O impacto nas plataformas e nos ouvintes
Este volume massivo de conteúdo automatizado cria novos desafios tanto para as plataformas de alojamento como para os próprios ouvintes. Os directórios e as listas de reprodução começam a ficar repletos de áudio repetitivo e de baixa qualidade. Esta situação torna muito mais difícil para os utilizadores encontrar programas produzidos por pessoas reais quando exploram as listas de novidades ou de tendências. Muitos utilizadores que procuram entretenimento ou informação fidedigna acabam por perder tempo a ouvir conteúdos vazios.
Numa altura em que o próprio Spotify disponibiliza funcionalidades para os utilizadores criarem os seus próprios programas com o apoio da inteligência artificial, a linha que separa o conteúdo humano do conteúdo sintético torna-se cada vez mais ténue. Além disso, enquanto gigantes tecnológicas procuram inovar os formatos, como se viu recentemente quando a Apple anunciou a integração do formato de vídeo na sua aplicação de áudio, o excesso de áudio sintético ameaça desvalorizar a experiência geral do utilizador.
Alguns criadores de conteúdo, onde se incluem aqueles que utilizam ferramentas de IA para optimizar a edição, a transcrição ou a pesquisa, mostram-se preocupados. O receio é que os feeds entupidos com material gerado por máquinas acabem por ofuscar o trabalho autêntico.
Desinformação e a quebra de confiança
Para além da saturação das plataformas, existe um problema grave relacionado com a desinformação e a confiança do público. As plataformas de IA conseguem gerar podcasts sobre saúde ou notícias que soam de forma credível, mesmo que a informação transmitida seja incorrecta.
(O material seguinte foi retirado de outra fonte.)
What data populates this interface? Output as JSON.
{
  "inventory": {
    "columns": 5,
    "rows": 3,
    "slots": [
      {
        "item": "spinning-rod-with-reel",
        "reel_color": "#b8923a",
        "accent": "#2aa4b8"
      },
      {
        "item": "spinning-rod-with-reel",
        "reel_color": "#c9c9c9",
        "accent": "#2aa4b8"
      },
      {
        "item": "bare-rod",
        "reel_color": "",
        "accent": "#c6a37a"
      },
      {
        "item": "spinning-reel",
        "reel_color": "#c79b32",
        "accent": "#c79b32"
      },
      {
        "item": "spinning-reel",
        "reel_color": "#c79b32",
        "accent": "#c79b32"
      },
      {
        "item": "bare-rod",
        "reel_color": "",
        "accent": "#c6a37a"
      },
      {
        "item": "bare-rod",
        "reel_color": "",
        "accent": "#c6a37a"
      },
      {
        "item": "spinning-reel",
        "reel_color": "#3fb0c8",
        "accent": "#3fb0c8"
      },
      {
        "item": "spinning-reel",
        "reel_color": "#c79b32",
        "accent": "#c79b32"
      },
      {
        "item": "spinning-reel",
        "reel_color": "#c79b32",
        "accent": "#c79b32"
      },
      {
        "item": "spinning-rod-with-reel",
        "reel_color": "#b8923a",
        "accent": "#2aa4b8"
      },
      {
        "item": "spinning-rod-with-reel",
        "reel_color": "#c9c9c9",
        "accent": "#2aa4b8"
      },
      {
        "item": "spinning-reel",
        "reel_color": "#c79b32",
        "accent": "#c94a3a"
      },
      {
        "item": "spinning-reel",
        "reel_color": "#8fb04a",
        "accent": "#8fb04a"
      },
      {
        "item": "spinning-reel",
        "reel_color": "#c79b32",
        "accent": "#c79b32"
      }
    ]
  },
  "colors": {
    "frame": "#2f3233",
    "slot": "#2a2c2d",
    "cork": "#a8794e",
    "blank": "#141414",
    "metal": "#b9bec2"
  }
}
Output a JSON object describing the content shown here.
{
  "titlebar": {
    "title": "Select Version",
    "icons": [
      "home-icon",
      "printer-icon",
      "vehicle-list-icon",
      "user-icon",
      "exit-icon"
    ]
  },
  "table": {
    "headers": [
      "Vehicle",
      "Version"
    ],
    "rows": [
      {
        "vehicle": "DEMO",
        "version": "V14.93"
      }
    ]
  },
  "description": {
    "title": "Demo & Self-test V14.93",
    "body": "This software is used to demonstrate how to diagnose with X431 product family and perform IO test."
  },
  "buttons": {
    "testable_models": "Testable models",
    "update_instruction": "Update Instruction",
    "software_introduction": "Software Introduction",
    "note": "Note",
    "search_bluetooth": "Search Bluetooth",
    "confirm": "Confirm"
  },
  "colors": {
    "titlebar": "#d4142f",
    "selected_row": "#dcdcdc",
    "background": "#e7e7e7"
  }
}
A par disto, as ferramentas de clonagem de voz aumentam o risco de proliferação de áudio a imitar pessoas reais sem o seu consentimento. À medida que os podcasts gerados por IA continuam a multiplicar-se drasticamente, os especialistas do sector defendem que será fundamental implementar regras mais rígidas. A criação de etiquetas claras para identificar conteúdo sintético, a aplicação de filtros de spam mais eficazes e a definição de novas normas para a utilização de vozes artificiais são passos essenciais para proteger os ouvintes e os criadores originais.